Structural basis for rice starch multi‐digestible fractions revealed by consecutive reaction kinetics model

• Published in: Journal of the science of food and agriculture Vol. 103; no. 8; pp. 4203 - 4210
• Main Author: Li, Cheng
• Format: Journal Article
• Language: English
• Published: Chichester, UK John Wiley & Sons, Ltd 01.06.2023; John Wiley and Sons, Limited
• Subjects: agriculture; Amylopectin; Amylose; Amylose - chemistry; Binding; Catalysis; catalytic activity; Chains; chain‐length distributions; consecutive reaction digestion kinetics; Correlation; Digestibility; digestible carbohydrates; Digestion; Digestive enzymes; Food; Kinetics; Molecular structure; molecular weight; Oryza - chemistry; Rate constants; Reaction kinetics; Rice; rice starch; short‐term rice starch retrogradation; Starch; Starch - chemistry; starch digestion; starch digestion; short-term rice starch retrogradation; consecutive reaction digestion kinetics; chain-length distributions
• ISSN: 0022-5142; 1097-0010; 1097-0010
• DOI: 10.1002/jsfa.12451

BACKGROUND Starch‐based foods (e.g. rice) usually contain multiple starch fractions with distinct digestion rate constants, although their nature is currently unknown. The present study applied the recently developed consecutive reaction kinetics model to fit the in vitro digestion curves for starch fractions deconvoluted from the overall digestograms to differentiate their binding and catalysis rates to starch digestive enzymes. The fitting parameters were then correlated with starch molecular structures obtained from published data to understand starch structural features determining the binding and catalytic rate constants. RESULTS Binding and catalysis rates for the rapidly (RDF) and slowly digestible starch fraction (SDF) were controlled by distinct starch structural features.
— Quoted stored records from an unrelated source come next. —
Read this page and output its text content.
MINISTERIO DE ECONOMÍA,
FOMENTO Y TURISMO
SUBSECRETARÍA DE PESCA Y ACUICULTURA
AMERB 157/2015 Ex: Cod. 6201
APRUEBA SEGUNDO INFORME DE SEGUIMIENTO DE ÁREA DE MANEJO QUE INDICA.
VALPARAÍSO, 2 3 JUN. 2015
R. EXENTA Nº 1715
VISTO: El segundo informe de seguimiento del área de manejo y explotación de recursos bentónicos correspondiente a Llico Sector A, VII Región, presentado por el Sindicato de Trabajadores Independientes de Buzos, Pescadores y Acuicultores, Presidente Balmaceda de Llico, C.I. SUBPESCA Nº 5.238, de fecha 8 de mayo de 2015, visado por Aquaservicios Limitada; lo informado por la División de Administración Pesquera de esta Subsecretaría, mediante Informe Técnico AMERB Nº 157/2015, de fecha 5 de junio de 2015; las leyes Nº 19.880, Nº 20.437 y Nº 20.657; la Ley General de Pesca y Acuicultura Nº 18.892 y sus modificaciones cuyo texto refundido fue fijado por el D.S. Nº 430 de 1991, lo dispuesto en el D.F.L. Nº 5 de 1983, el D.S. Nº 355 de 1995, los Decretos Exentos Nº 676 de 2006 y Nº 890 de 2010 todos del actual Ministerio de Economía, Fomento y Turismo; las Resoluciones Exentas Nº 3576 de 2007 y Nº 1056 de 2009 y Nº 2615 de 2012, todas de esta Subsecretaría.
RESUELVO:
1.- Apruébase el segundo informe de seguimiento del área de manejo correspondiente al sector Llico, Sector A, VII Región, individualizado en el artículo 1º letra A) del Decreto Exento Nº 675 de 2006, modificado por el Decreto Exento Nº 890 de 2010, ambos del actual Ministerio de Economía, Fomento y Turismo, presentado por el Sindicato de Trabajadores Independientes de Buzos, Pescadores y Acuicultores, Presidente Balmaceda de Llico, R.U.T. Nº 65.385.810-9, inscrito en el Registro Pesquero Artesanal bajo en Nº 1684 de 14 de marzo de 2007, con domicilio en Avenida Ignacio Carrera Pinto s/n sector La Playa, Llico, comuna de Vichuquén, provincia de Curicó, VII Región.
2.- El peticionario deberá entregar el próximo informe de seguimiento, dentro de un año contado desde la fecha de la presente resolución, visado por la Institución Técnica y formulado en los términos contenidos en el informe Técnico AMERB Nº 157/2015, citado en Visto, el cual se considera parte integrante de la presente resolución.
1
Typically, (i) the binding rate constant for RDF was negatively correlated with the amount of amylose short to intermediate chains, whereas it was positively correlated with the relative length of amylopectin intermediate chains; (ii) the catalysis rate constant for RDF was negatively correlated with the amount of amylose short to intermediate chains, relative length of amylose intermediate chains and amount of amylopectin long chains, whereas it was positively correlated with starch molecular size as well as relative length of amylopectin intermediate chains; (iii) and the catalysis rate constant for SDF was negatively correlated with the amount of amylopectin long chains, whereas it was positively correlated with starch molecular size. CONCLUSION These results provide a better understanding of the nature of different starch digestible fractions and the development of foods such as rice with slow starch digestibility. © 2023 Society of Chemical Industry.